Molecular Dynamics Simulations of Water in Confined Surfaces

The freezing and thaw cycles of water in confined media, such as the pores of soil, need to be understood as it impacts infrastructure development in cold regions experiencing the effect of large variations in temperature. In this project we use the TIP4P/2005 model of water in the Large-scale Atomic/Molecular Massively Parallel Simulator (LAMMPS) to try and uncover some poorly understood qualities of water. The four site TIP4P/2005 model was chosen over other water models, and even over other four site models, since it gave the most accurate results for density over other models for hexagonal ice. This model includes sites for two hydrogen atoms, one oxygen atom, and a virtual "m" atom between the two hydrogen atoms. Previous literature shows that when liquid-ice boundaries are coexisting with solid surfaces there is a solidification effect on the water molecules even with minimal or no change in temperature or pressure.
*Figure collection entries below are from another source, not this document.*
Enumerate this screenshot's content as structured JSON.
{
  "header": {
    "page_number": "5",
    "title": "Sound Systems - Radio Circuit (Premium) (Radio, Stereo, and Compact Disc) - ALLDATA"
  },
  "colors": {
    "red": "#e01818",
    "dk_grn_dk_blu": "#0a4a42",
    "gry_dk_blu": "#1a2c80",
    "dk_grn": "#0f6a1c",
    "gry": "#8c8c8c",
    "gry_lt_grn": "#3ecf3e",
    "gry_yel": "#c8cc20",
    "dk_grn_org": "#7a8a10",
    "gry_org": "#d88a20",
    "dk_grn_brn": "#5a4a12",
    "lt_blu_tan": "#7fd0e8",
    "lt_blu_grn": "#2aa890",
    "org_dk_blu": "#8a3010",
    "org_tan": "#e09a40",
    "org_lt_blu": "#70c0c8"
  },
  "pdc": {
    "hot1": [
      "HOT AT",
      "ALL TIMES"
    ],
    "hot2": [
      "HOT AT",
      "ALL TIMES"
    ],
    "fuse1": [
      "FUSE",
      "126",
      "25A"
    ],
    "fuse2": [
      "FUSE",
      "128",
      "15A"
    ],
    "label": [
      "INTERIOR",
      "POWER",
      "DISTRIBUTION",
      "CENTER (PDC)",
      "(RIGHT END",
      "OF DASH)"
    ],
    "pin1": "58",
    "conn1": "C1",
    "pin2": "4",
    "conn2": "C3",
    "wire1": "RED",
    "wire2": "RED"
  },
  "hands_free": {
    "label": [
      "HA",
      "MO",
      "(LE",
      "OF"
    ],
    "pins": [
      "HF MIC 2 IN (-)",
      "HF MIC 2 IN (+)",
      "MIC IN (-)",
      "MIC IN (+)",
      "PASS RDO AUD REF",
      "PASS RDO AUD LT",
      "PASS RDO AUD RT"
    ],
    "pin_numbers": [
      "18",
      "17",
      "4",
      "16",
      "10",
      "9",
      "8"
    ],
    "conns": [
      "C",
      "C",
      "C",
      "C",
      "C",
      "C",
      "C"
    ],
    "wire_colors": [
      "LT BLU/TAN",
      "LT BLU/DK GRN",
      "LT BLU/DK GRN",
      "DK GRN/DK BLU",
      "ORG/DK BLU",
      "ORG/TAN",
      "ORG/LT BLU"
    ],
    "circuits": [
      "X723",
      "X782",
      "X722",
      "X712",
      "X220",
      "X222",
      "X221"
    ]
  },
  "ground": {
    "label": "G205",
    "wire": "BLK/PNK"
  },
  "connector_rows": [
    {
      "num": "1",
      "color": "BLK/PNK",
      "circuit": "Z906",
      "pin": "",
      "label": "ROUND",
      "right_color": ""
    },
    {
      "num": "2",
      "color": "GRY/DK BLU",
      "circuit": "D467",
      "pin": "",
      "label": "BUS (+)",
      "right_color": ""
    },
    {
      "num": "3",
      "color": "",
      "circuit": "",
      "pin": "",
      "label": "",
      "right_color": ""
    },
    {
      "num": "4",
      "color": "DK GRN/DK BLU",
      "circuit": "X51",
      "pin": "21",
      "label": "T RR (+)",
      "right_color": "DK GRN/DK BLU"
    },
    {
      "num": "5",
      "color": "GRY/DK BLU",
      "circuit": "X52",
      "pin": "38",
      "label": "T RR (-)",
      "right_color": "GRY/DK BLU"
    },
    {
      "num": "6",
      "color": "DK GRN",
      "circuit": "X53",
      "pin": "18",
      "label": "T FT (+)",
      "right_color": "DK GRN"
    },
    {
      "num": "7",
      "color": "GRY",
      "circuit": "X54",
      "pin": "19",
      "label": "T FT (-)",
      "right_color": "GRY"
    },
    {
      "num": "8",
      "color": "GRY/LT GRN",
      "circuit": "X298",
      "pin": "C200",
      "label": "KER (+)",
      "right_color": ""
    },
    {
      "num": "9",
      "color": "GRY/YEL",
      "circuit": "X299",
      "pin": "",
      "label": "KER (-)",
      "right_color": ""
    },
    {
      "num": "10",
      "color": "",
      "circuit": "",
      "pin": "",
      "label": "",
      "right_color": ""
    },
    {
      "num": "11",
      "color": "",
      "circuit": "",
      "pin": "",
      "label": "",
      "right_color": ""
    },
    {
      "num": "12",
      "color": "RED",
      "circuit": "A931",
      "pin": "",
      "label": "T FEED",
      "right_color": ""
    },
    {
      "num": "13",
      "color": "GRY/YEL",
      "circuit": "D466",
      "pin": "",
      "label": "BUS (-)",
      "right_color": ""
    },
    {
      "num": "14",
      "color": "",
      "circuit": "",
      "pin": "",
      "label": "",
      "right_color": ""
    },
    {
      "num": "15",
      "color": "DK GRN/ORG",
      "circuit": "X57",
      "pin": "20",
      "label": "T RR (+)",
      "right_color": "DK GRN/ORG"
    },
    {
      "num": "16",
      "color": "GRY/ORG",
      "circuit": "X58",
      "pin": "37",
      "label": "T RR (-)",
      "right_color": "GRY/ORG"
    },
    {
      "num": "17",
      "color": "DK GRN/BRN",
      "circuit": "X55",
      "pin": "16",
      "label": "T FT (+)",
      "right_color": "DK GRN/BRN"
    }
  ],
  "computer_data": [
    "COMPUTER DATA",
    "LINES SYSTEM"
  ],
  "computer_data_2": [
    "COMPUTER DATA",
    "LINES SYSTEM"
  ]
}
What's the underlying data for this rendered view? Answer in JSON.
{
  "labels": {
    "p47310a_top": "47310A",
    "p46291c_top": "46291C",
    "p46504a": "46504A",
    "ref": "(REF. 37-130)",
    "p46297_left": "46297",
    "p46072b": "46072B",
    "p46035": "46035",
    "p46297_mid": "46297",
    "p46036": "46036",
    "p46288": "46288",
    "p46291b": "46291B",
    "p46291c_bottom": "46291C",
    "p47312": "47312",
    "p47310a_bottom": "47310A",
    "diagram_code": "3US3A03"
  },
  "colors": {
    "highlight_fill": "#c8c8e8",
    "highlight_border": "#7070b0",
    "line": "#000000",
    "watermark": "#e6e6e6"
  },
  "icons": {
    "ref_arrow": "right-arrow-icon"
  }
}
The Vashishta potential was used to simulate the interactions between the SiO2 wall atoms, and an NPT ensemble was decided upon for our calculations in order to maintain consistency with the literature. For initial simulations we used walls made of an alpha-quartz silica lattice and compared it to walls of amorphous silica glass. Our results will enable us to understand the fundamental principles governing ice formation in confined systems.